Título original: Le jour se lève.
Director: Marcel Carné.
Guión: Jacques Viot, Jacques Prévert.
Intérpretes: Jean Gabin, Arletty, Jules Berry.
Nacionalidad: Francia.
Género: Drama.
Marcel Carné (el autor de Los niños del paraíso) construye la evocación de una vida desde el retiro escondido de una habitación, encerrado frente al espejo, hablando solo, mirada a través de la ventana y oscuridad que da paso a una entrada en cuadro de los caballos, de una carrera y de un disparo en off. La extensa metáfora de un ser humano que se dispone a trotar en el circuito existencial y cuyo esfuerzo se periclita con un disparo. Y todo, ante el atento pensar de un ciego ambulante, en una escalera prófuga de las páginas de Dante y que me trae a la memoria aquella Historia de una escalera de mi querido Buero Vallejo. La muerte, el suicidio y un Jean Gabin tumbado sobre unos papeles de periódicos, atravesado por el ángulo picado de los “mirones”.
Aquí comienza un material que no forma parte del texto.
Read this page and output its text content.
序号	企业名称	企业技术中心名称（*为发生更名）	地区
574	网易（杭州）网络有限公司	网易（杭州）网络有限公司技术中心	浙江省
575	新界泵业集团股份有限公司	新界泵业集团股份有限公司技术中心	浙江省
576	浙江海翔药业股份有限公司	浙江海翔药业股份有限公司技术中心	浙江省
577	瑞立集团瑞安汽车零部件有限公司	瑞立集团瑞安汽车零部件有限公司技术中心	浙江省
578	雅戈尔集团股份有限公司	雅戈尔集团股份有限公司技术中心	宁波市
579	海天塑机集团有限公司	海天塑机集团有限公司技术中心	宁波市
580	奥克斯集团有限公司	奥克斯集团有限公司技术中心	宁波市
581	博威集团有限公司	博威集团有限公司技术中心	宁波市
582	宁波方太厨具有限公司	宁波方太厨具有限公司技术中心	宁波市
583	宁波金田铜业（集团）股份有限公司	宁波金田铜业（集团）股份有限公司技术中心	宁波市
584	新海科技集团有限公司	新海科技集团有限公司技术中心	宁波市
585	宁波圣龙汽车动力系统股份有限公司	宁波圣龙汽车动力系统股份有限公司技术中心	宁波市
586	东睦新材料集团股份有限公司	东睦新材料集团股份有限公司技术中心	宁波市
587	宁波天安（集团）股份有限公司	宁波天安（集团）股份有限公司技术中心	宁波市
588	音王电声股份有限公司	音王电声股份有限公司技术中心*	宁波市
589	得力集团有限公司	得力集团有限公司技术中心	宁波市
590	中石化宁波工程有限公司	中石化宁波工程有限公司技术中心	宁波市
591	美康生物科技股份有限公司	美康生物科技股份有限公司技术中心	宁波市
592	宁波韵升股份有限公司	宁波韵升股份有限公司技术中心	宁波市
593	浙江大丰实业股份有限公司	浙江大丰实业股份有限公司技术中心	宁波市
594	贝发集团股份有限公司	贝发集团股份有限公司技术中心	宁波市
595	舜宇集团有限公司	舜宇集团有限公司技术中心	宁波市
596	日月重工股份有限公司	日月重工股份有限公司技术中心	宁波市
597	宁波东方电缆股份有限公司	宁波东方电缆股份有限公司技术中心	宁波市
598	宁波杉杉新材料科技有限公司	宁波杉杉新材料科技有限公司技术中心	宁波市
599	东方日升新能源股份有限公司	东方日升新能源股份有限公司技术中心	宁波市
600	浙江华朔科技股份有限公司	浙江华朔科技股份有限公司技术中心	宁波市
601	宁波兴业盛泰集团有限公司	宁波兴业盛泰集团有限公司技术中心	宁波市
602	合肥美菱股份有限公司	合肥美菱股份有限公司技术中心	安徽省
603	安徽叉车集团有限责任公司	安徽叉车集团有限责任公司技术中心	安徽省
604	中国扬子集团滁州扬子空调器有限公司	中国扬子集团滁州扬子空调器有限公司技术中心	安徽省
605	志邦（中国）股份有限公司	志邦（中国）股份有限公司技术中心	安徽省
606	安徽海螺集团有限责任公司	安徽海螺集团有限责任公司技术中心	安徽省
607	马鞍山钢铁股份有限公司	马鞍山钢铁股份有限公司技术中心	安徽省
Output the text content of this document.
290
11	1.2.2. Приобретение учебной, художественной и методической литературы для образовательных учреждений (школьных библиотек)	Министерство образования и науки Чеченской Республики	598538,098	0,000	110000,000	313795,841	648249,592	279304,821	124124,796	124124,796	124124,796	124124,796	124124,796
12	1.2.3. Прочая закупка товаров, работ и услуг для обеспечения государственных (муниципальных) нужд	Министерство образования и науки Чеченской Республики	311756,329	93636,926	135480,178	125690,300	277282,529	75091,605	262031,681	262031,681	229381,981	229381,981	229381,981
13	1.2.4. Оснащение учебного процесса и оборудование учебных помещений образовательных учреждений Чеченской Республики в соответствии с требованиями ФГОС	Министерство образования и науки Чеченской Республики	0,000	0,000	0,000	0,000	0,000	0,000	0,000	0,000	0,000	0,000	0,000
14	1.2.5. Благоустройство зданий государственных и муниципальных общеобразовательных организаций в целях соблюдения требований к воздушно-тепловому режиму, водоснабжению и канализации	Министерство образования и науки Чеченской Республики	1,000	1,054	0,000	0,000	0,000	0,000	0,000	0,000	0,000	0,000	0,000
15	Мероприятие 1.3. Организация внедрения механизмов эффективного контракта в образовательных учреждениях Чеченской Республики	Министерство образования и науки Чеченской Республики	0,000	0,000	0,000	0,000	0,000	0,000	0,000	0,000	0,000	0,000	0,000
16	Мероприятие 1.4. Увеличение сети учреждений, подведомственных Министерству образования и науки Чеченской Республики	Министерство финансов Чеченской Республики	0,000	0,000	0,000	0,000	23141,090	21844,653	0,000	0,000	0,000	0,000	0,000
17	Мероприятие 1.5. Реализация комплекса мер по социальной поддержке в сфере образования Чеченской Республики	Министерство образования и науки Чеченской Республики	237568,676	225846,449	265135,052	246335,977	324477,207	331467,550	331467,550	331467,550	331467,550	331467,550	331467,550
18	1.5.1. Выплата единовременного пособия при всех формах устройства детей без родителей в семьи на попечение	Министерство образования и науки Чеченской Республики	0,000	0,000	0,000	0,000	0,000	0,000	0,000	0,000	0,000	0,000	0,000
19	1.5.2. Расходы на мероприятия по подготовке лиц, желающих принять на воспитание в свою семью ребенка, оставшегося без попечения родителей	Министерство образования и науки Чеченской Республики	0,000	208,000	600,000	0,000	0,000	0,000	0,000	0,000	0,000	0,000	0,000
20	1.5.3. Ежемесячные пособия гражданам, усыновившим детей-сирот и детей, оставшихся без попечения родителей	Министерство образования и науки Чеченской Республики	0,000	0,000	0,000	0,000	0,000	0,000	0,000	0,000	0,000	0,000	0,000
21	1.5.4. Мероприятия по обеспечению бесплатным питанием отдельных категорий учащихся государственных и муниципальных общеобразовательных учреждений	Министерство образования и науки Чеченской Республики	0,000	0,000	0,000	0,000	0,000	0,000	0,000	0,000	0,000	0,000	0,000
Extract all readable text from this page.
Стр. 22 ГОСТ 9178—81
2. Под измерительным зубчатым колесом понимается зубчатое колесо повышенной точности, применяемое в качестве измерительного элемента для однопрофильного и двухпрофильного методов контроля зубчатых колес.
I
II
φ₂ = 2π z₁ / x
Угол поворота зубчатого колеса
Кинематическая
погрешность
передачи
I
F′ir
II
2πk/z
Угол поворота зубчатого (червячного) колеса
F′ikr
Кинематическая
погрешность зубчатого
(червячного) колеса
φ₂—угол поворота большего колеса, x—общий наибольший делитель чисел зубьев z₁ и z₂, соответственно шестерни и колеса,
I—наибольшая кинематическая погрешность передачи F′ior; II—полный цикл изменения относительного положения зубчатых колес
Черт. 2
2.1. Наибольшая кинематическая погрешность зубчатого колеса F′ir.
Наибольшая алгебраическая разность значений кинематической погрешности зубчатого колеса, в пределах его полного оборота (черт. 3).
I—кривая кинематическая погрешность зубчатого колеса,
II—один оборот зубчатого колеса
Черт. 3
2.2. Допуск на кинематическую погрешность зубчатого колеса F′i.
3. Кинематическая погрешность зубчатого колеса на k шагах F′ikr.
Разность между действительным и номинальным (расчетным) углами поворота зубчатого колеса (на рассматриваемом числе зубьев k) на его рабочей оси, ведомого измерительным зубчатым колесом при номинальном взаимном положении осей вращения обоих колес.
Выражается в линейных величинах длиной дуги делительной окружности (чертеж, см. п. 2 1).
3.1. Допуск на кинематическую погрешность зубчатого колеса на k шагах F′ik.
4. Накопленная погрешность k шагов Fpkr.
De espalda al espectador disparando a su propia indignación ante las pinceladas surrealistas que trazan los figurantes en la calle. Sus hábitos de aparente apariencia violenta y alcohólica contrastan con su espíritu tranquilo, así es François: “Pensar que ayer toda su vida era feliz” entre las flores y la fábrica, en una reminiscencia lejana de ese Proust En busca del tiempo perdido. Con la ironía social del ideario del trabajo como concepto de libertad y de salud.
Se mezcla la poesía del texto, “en qué piensas cuando me besas”, con el ensayo social de pérdida de libertades, con la infancia recurrente a través de un osito de peluche de ojos tristes y alegres al mismo tiempo, de la ensoñación con la Riviera francesa y la añoranza de una frase oída pero no aprendida: “Somos hombres libres”. Pero en definitiva, existe una acusada reivindicación de recuperar uno de los grandes mitos de la tradición clásica: Los paraísos perdidos. Y es que la idea del Cántico Espiritual de San Juan de la Cruz se manifiesta en el guión porque es largo el camino del amor y el gozo del mismo. François afirma con tristeza que “de tanto hablar de amor, se olvidan de hacerlo”. Frase resumida al final en el rostro reflejado sobre el cristal roto por las balas; mirada perdida y un anhelo: ¿Quién pudiera estar en alta mar? Y la memoria del personaje se disfraza con su pasado y con un futuro soñado aniquilando la misma.
Se produce entonces la idealización del caballero sin miedo, atrapado en sí mismo, por ello “cuando las cosas de la vida no van, se las empuja” y la verdad que surge de un pozo le hace ser consciente de su enamoramiento ante la puesta en escena atenta de un retrato de femme fatale a la manera americana de los años cuarenta, de planos picado de sol de invierno, de clasicismo lumínico que resalta el remordimiento y la fatalidad del amor en contraposición a la plasticidad de los amantes entre las flores, en el campo de la libertad. Surge así el mito de la Emma de Flaubert en esa búsqueda de la felicidad entre los tranvías que van pasando completos de gente, donde se traza una línea entre amor, felicidad, sufrimiento y dicha. Y la tragedia se desarrolla desde la incapacidad: “Por suerte no nos amamos”. Todas estas reflexiones que avocan a la desesperación del ser humano mentiroso y angustiado ante la vida están presentes de forma magistral en la cinta de Marcel Carné donde todo queda resumido en una breve sentencia: “La gente sencilla se enamora del amor”. Al despertar el día mantiene concomitancias con Un lugar en el sol, porque el anhelo es el mismo: ansiar un posible paraíso perdido, en el sol o en el Amanece.
Yo recuerdo al director en su momento de gloria en el año 1938 con El muelle de las brumas, o en 1953 con su Teresa Raquin (con Simone Signoret y Raf Vallone) y la poesía trágica de sus obras se impregnó en su celuloide. El entendimiento con la obra del poeta Jacques Prévert le consolidó y tras la llegada de la Nouvelle vague, su poética y contacto trágico con la realidad no tuvo el encuadre afortunado para responder a unos momentos más veloces que apadrinaron el cine francés de los años setenta. Pero a pesar de todo, Prévert sentenció una vez más: “No son seis o siete las maravillas del mundo; Solo es una: el amor.”